Three years ago, I wrote a “Now What?” column on the futures of the Oklahoma City Thunder and Indiana Pacers. In 2014, they were the teams that reached their respective Conference Finals, but were no match for the San Antonio Spurs and Miami Heat, who went on to meet in the NBA Finals for the second straight year. Neither team has advanced farther than they did in 2014. While the Thunder remained competitive, they still lost Kevin Durant in free agency last summer. The steady decline of the Pacers led to Paul George informing the team that he intends to leave when he becomes a free agent next summer. With Oklahoma City’s looming threat of Russell Westbrook’s future, GM Sam Presti had to roll the dice. Three years removed from being the third and fourth best teams in the NBA, the Thunder and Pacers traded with each other to attempt to stay relevant, or at least not lose their assets for nothing.
The Pacers sent Paul George to the Thunder for Victor Oladipo and Domantas Sabonis. I have a hard time believing that was the best offer Indiana GM Kevin Pritchard could have gotten, but everyone knowing the Pacers were not going to be able to re-sign George left the team with their hands tied. I was surprised they did not get any draft picks in return, but George’s impending free agency significantly diminished his value. At least by trading him to Oklahoma City, he’s out of the Eastern Conference, and not making a team like the Boston Celtics better.
While George made it clear that his first choice when he becomes a free agent is the Los Angeles Lakers, a trade with the Lakers did not make the most sense for a couple of reasons. For one thing, the Lakers would not want to give up more than they have to for a player they can acquire for only money next summer. Free agent destination teams learned from the Carmelo Anthony trade to the New York Knicks in 2011. Melo wanted to go to the Knicks one way or another, but if he left the Denver Nuggets for the Knicks in the summer, he would not be able to make as much money. Instead, the Knicks gave up a bunch of assets to acquire Melo midseason, making the team Melo joined measurably worse when they could have gotten him without giving up anything.
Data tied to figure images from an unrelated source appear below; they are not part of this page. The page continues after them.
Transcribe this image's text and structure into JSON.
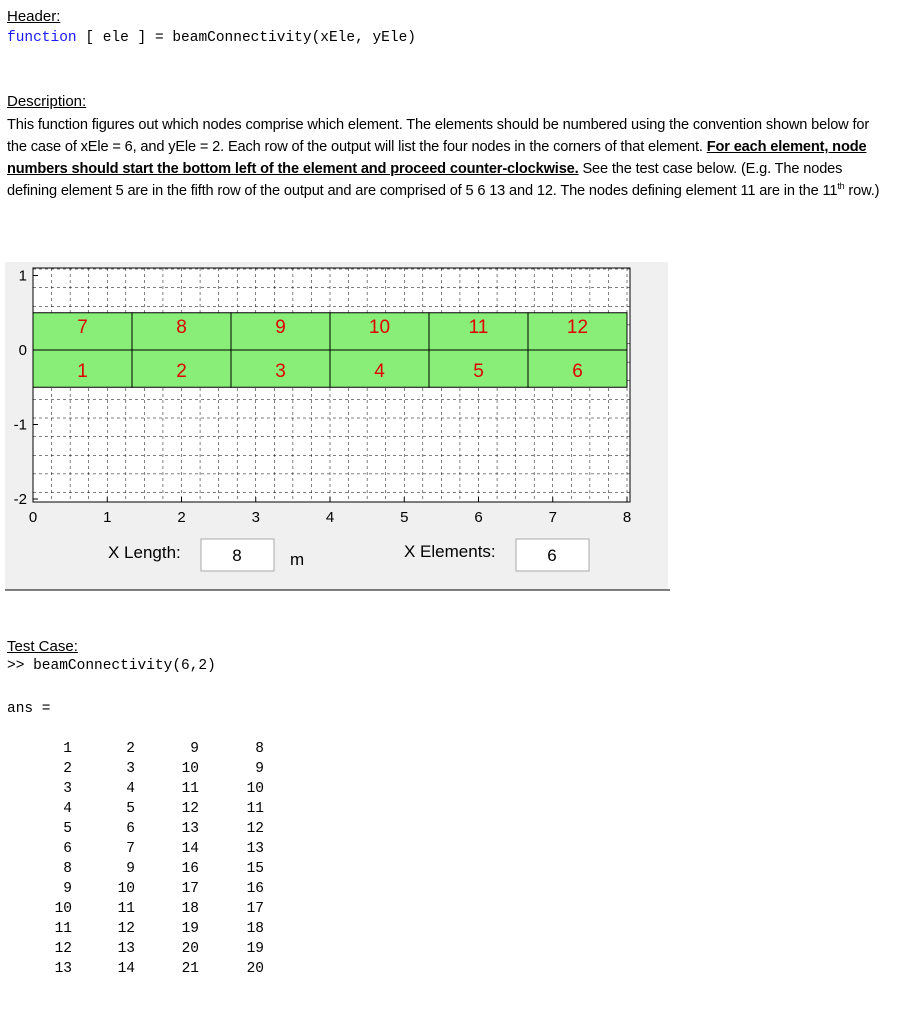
{
  "header": {
    "label": "Header:",
    "code_keyword": "function",
    "code_rest": "[ ele ] = beamConnectivity(xEle, yEle)"
  },
  "description": {
    "label": "Description:",
    "text_1": "This function figures out which nodes comprise which element.  The elements should be numbered using the convention shown below for the case of xEle = 6, and yEle = 2.  Each row of the output will list the four nodes in the corners of that element. ",
    "emphasis": "For each element, node numbers should start the bottom left of the element and proceed counter-clockwise.",
    "text_2": " See the test case below.  (E.g. The nodes defining element 5 are in the fifth row of the output and are comprised of 5 6 13 and 12.  The nodes defining element 11 are in the 11",
    "superscript": "th",
    "text_3": " row.)"
  },
  "figure": {
    "yticks": [
      1,
      0,
      -1,
      -2
    ],
    "xticks": [
      0,
      1,
      2,
      3,
      4,
      5,
      6,
      7,
      8
    ],
    "top_elements": [
      7,
      8,
      9,
      10,
      11,
      12
    ],
    "bottom_elements": [
      1,
      2,
      3,
      4,
      5,
      6
    ],
    "x_length_label": "X Length:",
    "x_length": 8,
    "unit": "m",
    "x_elements_label": "X Elements:",
    "x_elements": 6
  },
  "test_case": {
    "label": "Test Case:",
    "prompt": ">>",
    "command": "beamConnectivity(6,2)",
    "ans": "ans =",
    "rows": [
      [
        1,
        2,
        9,
        8
      ],
      [
        2,
        3,
        10,
        9
      ],
      [
        3,
        4,
        11,
        10
      ],
      [
        4,
        5,
        12,
        11
      ],
      [
        5,
        6,
        13,
        12
      ],
      [
        6,
        7,
        14,
        13
      ],
      [
        8,
        9,
        16,
        15
      ],
      [
        9,
        10,
        17,
        16
      ],
      [
        10,
        11,
        18,
        17
      ],
      [
        11,
        12,
        19,
        18
      ],
      [
        12,
        13,
        20,
        19
      ],
      [
        13,
        14,
        21,
        20
      ]
    ]
  }
}
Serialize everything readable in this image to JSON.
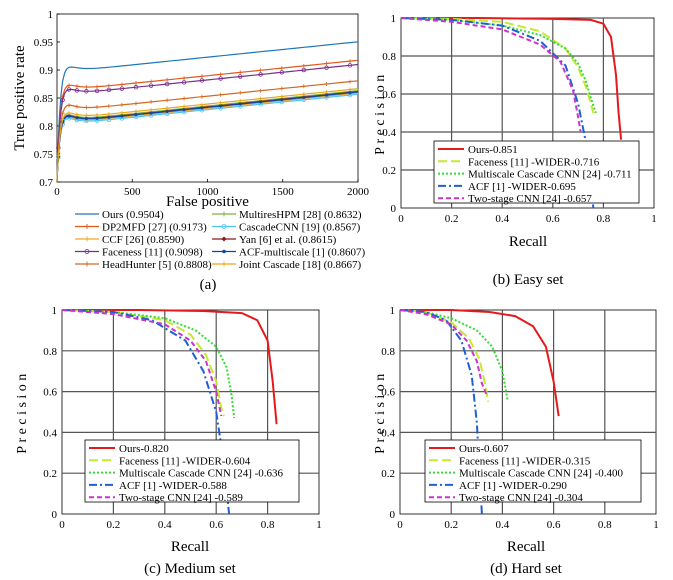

The Lakers presumably also learned from their own trade to acquire Dwight Howard a year before he was to be a free agent in the summer of 2012. When he was with the Orlando Magic, Howard dreamed of being a Laker, leaving Orlando, getting paid, and mingling with celebrities like Shaquille O’Neal did a generation before him. The Magic, to their credit, got out ahead of it and traded Howard to the Lakers so the wouldn’t lose him for nothing, as they did with Shaq. But that disastrous season in Los Angeles showed Howard how dysfunctional the Lakers were, and how miserable he would be playing with Kobe Bryant, and how Lakers fans would have Kobe’s back over his. Howard signed with the Houston Rockets in the summer of 2013, and this time it was the Lakers losing a star player for nothing. One year on a rebuilding Lakers team might just be enough for Paul George to look elsewhere in 2018.
Oklahoma City is no prospective free agent’s dream destination, and Presti knows that. He built that roster initially through the draft, beginning when they were still in Seattle. What they do have is the NBA’s reigning MVP, who led them to 47 regular season wins in spite of Durant’s departure. If Presti wants and chance of keeping Westbrook in OKC, he needs to put a better team around him, and there is no time to do that through the draft. The Golden State Warriors are not going anywhere, and the semi-contenders in the Western Conference need to take bold chances if they want any chance of taking down that juggernaut. The Rockets and Los Angeles Clippers both rolled the dice with the Chris Paul trade earlier this week, and now the Thunder are raising the stakes even higher with the high-risk, high-reward deal for George. If all goes well, the Thunder could get handed the Larry O’Brien Trophy from Adam Silver. If the pieces do not fit, they could go the way of the 2012-13 Lakers, miss the playoffs, and lose George and Westbrook. This is it.
The Lakers will not be terrible forever(I’m assuming), the Minnesota Timberwolves are the young and building team that they Thunder were seven years ago, and LeBron James could leave Cleveland for a Western Conference team next summer. The Warriors have made gamblers of many teams, and even if nobody can catch them, their pursuit has certainly made their rivals more interesting.